Saham ‘Ponzi’ GoTo Tidak Layak Masuk Bursa: Wajib Diselidiki

Alasan kedua adalah profitabilitas. Gojek dan Tokopedia sejak berdiri sampai merger menjadi GoTo selalu rugi, dan ruginya semakin membesar.

Rugi GoTo tahun 2021 mencapai Rp 22,5 triliun dan 2022 (9 bulan) mencapai Rp 20,7 triliun, sehingga total rugi dalam 1 tahun dan 9 bulan mencapai Rp 43,2 triliun, atau 43,5 persen dari akumulasi kerugian selama berdiri.

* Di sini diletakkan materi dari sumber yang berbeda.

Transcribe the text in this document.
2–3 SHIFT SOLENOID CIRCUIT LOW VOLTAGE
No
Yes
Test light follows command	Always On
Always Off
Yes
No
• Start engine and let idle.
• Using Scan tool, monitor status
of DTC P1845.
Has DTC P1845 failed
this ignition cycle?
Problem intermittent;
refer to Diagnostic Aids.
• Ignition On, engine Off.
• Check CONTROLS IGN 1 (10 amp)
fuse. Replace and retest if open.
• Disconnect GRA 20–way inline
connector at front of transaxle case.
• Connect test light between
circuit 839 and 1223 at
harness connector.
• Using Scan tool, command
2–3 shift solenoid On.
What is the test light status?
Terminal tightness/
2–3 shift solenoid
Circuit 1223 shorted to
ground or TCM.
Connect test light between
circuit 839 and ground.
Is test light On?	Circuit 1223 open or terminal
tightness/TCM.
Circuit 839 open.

Total akumulasi rugi GoTo sampai akhir tahun 2021, sebelum penawaran perdana, mencapai Rp 79,2 triliun. Dengan total rugi sebesar ini, GoTo tidak akan bisa bagi dividen untuk jangka waktu yang sangat lama, sampai akumulasi rugi terkompensasi menjadi positif, yang mungkin tidak akan pernah terjadi.

Karena itu, pengembalian investasi di GoTo hanya dapat diharapkan dari kenaikan harga saham, yang mungkin juga tidak akan pernah terjadi, seperti dikatakan secara eksplisit di dalam prospektus, halaman 141.

Kalau perusahaan tidak bisa bagikan dividen, dan kenaikan harga saham hampir tidak mungkin terjadi, kenapa GoTo dibolehkan menawarkan sahamnya kepada publik (Go Public)?

Ketika investor hanya bisa mengharapkan pengembalian investasinya dari kenaikan harga saham, maka konsep ini sama saja seperti spekulasi dan gambling yang mempunyai karakteristik bagaikan ponzi. Artinya, investor yang beli saham GoTo terakhir-terakhir akan menanggung rugi dari semua keuntungan investor-investor terdahulu.

Kedua alasan ini seharusnya menjadi acuan bagi Otoritas Jasa Keuangan-OJK  untuk tidak memberi izin Go Public kepada GoTo.

Dan kedua alasan ini seharusnya menjadi pertimbangan serius bagi Telkomsel untuk tidak investasi membeli saham GoTo.

Tetapi, kenapa semua rambu-rambu ini ditabrak? Apakah ada kekuatan yang memaksa untuk menabrak semua rambu-rambu tersebut?

Semoga semua misteri Go Public GoTo dapat segera terungkap. (FNN)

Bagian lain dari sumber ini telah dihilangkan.